Vertrauensgrundsatz
Der Vertrauensgrundsatz ist ein Rechtsprinzip im Straßenverkehr. Es besagt bei unterschiedlicher konkreter Ausgestaltung, dass man sich grundsätzlich auf das richtige Verhalten der anderen Verkehrsteilnehmer verlassen kann. Während er etwa in Österreich in der Straßenverkehrsordnung normiert ist, stellt er in Deutschland eine Konstruktion der Rechtsprechung dar.
Deutschland
Straßenverkehr
In der Bundesrepublik Deutschland steht der Vertrauensgrundsatz im öffentlichen Straßenverkehr im Gegensatz zu § 1 Abs. 1 der Straßenverkehrsordnung (StVO):
„(1) Die Teilnahme am Straßenverkehr erfordert ständige Vorsicht und gegenseitige Rücksicht.“
Diese Regel findet im Vertrauensgrundsatz ihre Schranken. Denn ein Gebot, jedes mögliche verkehrswidrige fremde Verhalten zu berücksichtigen, würde den Verkehr lahmlegen. Daher hat die Rechtsprechung den Vertrauensgrundsatz geschaffen: Es ist nur mit solchen Fehlern zu rechnen, die erfahrungsgemäß bzw. in der vorliegenden Situation vorkommen können.
Die Grundlage für die geordnete und sichere Teilnahme am Straßenverkehr ist, dass der andere Verkehrsteilnehmer ebenfalls nach diesem Grundsatz handelt. Dieses vorausgesetzte gegenseitige Vertrauen ermöglicht erst die Flüssigkeit und Leichtigkeit des Verkehrs. Wäre es nicht selbstverständlich, bei Grün zu fahren und bei Rot zu stehen, müsste man in jeder Fahrsituation neu entscheiden, was passieren könnte und von welcher Seite nun die Gefahr kommen würde.

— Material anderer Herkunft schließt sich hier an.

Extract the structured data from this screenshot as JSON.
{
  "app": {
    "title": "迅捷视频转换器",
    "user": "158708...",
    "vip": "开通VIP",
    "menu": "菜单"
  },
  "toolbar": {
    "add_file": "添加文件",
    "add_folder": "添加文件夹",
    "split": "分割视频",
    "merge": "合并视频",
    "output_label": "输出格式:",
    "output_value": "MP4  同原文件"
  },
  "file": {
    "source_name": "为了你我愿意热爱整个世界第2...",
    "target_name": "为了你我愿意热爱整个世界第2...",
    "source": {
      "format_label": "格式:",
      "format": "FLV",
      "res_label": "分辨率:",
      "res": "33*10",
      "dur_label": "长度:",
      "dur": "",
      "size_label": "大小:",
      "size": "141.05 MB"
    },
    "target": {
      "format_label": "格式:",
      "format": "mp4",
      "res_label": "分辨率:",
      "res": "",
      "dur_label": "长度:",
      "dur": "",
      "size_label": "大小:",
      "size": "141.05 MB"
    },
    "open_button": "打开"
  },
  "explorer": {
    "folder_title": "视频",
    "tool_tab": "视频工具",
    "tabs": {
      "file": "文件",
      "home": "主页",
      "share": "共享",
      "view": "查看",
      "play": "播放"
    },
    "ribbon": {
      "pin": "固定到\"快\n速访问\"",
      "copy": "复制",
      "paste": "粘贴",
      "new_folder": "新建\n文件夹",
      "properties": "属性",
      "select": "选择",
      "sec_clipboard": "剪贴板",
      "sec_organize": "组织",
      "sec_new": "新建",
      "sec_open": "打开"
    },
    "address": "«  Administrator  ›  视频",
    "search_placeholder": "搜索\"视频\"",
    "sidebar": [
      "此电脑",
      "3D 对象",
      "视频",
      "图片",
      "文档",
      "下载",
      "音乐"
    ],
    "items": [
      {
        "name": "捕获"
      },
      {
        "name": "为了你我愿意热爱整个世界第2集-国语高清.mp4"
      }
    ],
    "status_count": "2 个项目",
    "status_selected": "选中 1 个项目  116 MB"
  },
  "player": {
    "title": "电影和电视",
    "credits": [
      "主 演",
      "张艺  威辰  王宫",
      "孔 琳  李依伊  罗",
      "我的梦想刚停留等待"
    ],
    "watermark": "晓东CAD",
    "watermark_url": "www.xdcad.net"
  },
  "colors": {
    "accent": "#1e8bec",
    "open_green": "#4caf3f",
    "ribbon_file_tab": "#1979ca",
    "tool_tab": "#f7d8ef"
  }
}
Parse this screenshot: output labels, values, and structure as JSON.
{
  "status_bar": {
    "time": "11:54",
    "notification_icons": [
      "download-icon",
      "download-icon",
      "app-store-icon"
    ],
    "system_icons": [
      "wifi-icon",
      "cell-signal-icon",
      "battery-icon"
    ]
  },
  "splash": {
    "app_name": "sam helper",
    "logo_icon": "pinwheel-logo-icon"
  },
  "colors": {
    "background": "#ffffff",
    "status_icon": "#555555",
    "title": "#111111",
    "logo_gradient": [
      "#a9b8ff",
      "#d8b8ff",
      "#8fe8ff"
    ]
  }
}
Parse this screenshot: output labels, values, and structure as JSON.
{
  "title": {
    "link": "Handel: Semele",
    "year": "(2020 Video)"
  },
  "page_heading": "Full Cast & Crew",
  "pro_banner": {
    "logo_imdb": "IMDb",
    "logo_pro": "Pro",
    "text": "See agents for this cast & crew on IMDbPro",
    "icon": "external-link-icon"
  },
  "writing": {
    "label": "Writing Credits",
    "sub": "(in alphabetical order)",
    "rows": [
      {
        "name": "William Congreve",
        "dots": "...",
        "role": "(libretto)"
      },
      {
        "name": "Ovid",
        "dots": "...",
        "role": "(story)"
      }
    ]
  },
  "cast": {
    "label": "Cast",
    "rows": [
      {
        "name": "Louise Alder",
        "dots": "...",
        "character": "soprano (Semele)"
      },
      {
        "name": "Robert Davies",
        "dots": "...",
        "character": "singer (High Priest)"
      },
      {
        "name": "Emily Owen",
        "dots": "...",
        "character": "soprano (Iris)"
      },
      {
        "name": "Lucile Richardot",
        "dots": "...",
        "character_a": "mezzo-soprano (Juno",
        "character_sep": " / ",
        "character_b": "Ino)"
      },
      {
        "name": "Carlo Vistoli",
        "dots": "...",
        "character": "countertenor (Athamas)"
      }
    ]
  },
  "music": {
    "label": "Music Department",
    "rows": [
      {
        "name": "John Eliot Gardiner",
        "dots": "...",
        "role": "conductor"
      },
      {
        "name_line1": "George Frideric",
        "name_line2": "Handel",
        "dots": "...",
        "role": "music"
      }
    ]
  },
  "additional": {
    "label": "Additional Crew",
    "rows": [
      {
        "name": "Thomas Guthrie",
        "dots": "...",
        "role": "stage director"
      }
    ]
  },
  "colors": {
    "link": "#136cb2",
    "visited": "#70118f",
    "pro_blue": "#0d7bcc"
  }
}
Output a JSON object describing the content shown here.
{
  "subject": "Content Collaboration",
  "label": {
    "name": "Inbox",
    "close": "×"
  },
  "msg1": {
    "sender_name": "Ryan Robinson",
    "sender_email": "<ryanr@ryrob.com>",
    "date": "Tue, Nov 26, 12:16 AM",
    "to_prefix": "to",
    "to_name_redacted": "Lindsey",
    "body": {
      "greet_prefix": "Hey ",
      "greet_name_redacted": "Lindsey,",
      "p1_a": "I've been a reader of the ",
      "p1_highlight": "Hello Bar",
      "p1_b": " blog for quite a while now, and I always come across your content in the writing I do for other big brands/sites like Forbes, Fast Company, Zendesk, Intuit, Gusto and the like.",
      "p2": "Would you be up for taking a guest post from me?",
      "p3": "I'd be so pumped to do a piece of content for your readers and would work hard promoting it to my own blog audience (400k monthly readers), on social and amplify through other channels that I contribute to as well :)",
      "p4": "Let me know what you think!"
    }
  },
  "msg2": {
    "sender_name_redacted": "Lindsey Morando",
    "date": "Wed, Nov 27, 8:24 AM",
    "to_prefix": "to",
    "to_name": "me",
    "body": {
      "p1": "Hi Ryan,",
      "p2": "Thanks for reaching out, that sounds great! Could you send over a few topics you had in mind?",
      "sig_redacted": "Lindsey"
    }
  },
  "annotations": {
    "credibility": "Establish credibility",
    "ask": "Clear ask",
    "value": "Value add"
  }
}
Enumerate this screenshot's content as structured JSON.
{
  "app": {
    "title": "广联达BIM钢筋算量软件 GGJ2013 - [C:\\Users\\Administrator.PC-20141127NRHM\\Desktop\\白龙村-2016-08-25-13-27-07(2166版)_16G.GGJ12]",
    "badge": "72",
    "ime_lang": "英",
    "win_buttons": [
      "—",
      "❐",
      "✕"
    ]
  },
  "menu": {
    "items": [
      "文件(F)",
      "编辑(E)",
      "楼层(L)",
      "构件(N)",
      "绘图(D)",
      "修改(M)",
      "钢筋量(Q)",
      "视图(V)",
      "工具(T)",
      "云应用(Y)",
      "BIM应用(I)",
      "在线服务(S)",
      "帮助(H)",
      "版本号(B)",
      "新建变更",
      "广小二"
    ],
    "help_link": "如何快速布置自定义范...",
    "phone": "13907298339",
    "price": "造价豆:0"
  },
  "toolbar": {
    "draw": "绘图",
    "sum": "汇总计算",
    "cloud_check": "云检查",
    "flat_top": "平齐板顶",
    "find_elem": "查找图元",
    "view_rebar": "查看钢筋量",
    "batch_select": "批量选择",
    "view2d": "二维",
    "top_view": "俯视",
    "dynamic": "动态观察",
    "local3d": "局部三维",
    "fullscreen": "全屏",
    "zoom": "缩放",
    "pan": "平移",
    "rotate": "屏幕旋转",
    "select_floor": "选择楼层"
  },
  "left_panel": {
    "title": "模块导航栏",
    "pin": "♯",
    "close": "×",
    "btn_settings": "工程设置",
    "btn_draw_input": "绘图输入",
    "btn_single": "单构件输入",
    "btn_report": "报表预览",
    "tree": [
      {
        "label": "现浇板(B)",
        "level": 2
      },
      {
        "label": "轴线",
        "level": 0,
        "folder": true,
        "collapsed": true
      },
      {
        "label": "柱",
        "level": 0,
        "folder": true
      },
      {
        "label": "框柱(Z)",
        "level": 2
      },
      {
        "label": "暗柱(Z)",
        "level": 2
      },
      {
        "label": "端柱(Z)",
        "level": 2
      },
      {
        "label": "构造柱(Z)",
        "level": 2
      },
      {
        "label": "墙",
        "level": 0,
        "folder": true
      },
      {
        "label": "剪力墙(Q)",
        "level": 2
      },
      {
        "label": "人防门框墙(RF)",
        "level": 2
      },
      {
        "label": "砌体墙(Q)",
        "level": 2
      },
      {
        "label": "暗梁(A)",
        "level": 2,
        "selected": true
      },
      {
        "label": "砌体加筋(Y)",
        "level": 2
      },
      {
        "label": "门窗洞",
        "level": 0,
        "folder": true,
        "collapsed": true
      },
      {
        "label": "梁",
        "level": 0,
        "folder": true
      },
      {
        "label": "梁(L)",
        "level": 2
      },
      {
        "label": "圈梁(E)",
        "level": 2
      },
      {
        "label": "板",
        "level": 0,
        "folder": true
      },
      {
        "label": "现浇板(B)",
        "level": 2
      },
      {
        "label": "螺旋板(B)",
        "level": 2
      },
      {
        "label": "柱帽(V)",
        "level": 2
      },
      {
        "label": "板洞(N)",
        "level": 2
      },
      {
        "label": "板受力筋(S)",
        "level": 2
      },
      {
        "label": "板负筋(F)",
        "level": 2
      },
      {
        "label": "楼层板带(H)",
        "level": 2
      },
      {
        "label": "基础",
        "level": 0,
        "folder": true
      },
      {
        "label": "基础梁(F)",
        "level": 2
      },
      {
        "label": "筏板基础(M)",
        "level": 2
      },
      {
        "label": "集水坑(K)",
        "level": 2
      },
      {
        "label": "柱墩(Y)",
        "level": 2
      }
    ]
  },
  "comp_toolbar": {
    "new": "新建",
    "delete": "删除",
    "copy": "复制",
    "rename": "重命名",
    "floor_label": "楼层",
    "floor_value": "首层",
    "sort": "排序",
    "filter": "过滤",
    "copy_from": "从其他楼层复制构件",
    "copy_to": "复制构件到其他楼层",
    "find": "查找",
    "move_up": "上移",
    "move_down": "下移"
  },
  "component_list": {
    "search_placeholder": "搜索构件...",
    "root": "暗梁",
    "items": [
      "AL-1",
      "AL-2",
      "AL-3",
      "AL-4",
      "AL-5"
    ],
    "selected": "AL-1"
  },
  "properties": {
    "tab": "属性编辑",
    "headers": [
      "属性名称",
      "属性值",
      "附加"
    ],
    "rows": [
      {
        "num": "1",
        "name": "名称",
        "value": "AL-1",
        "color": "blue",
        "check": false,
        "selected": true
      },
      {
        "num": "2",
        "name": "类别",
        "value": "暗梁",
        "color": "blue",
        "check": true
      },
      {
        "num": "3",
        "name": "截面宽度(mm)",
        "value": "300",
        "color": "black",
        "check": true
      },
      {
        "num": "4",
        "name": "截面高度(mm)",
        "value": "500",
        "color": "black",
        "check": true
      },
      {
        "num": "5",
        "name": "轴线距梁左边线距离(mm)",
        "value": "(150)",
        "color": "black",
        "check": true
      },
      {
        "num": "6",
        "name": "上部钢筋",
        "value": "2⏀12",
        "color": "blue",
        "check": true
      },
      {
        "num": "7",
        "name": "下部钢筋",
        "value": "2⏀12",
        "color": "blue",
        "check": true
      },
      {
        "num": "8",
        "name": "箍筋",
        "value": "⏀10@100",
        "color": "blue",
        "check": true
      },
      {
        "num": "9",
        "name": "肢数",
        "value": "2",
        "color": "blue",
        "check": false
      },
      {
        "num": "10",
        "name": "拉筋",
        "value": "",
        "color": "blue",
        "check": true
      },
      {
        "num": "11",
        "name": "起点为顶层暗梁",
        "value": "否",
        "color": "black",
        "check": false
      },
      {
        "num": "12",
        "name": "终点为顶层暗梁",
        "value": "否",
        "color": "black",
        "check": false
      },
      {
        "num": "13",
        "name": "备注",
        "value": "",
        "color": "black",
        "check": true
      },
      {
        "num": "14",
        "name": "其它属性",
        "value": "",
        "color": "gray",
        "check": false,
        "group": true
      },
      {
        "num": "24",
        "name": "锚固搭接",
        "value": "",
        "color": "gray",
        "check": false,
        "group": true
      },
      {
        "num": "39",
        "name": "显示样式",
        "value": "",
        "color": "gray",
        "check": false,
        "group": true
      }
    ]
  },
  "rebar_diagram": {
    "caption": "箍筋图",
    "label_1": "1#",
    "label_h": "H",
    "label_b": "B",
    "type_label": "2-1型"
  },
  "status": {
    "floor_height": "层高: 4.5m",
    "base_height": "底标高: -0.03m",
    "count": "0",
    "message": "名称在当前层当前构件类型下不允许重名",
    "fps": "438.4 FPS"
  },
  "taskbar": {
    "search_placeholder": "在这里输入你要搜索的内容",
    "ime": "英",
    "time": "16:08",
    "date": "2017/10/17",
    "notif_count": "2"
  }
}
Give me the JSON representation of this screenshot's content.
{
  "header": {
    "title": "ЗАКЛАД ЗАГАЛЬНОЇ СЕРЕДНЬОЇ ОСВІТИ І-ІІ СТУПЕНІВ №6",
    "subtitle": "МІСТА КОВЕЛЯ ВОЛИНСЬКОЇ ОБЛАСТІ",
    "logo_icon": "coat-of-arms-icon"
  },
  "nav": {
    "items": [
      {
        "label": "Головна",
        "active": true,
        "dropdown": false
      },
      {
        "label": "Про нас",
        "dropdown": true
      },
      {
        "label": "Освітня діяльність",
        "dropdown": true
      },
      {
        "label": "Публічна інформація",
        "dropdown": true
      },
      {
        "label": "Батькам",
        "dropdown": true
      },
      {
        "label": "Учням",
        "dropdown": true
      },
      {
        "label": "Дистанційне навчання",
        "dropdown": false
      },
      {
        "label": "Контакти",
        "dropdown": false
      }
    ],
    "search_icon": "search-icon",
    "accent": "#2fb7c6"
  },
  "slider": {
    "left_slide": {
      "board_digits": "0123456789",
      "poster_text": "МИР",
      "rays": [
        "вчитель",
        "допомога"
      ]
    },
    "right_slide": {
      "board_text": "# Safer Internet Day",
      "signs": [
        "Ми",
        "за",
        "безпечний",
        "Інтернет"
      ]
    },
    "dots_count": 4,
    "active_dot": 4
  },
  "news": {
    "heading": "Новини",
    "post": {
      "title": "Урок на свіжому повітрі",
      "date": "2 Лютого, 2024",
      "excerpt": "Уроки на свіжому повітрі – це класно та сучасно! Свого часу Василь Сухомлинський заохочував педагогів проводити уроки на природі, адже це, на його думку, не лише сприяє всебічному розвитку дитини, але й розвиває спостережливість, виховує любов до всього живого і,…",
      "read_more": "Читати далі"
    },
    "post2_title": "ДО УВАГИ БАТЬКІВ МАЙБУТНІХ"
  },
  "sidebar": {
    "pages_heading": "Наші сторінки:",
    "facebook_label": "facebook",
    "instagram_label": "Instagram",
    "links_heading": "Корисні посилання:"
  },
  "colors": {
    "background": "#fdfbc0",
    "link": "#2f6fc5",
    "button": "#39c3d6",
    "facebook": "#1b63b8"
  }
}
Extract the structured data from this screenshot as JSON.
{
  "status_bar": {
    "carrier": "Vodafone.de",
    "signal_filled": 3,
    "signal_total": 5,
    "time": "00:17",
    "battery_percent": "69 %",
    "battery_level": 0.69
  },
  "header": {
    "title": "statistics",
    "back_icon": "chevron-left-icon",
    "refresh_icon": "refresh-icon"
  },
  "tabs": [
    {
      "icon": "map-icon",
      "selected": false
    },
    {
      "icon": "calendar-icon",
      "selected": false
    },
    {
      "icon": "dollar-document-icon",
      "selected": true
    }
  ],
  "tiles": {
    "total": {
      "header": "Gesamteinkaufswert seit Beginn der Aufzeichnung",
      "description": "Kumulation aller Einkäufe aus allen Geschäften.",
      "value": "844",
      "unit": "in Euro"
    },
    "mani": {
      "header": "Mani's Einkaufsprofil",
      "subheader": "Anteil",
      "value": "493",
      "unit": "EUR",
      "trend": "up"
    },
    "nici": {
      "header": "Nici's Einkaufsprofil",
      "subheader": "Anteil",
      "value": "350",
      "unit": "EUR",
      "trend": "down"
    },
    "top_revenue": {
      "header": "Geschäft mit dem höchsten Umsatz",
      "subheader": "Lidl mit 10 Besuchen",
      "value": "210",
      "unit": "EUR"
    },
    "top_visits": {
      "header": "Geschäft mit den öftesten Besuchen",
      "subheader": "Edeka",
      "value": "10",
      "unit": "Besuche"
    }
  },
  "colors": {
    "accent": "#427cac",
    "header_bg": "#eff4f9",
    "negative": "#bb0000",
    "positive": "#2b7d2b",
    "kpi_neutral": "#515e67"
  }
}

Der Vertrauensgrundsatz gilt nicht, wenn der andere einen erkennbaren Fehler begeht, wenn erfahrungsgemäß mit Fehlern zu rechnen ist, sowie gegenüber Kindern, Behinderten, älteren Leuten und anderen Schutzbedürftigen.
Gemeingebrauch
Der Vertrauensgrundsatz gilt ferner nur im Rahmen des Gemeingebrauches. Jede Art von Sondernutzung, auch wenn sie erlaubt ist, verpflichtet zu besonderen Vorkehrungen, d. h. der Vertrauensgrundsatz gegenüber anderen gilt hier nicht. Beispiel: Eine Baufirma, die auf der Straße einen Graben aushebt, muss, auch wenn die Verkehrsbehörde die Baustelle erlaubt hat, für Beschilderung und Absperrung sorgen, so dass kein Fußgänger in den Graben fallen kann. Die Baufirma kann nicht darauf vertrauen, dass der Graben ja schwer zu übersehen ist.
Österreich
„(1) Die Teilnahme am Straßenverkehr erfordert ständige Vorsicht und gegenseitige Rücksichtnahme; dessen ungeachtet darf jeder Straßenbenützer vertrauen, dass andere Personen die für die Benützung der Straße maßgeblichen Rechtsvorschriften befolgen, außer er müsste annehmen, dass es sich um Kinder, Menschen mit Sehbehinderung mit weißem Stock oder gelber Armbinde, Menschen mit offensichtlicher körperlicher Beeinträchtigung oder um Personen handelt, aus deren augenfälligem Gehabe geschlossen werden muss, dass sie unfähig sind, die Gefahren des Straßenverkehrs einzusehen oder sich dieser Einsicht gemäß zu verhalten.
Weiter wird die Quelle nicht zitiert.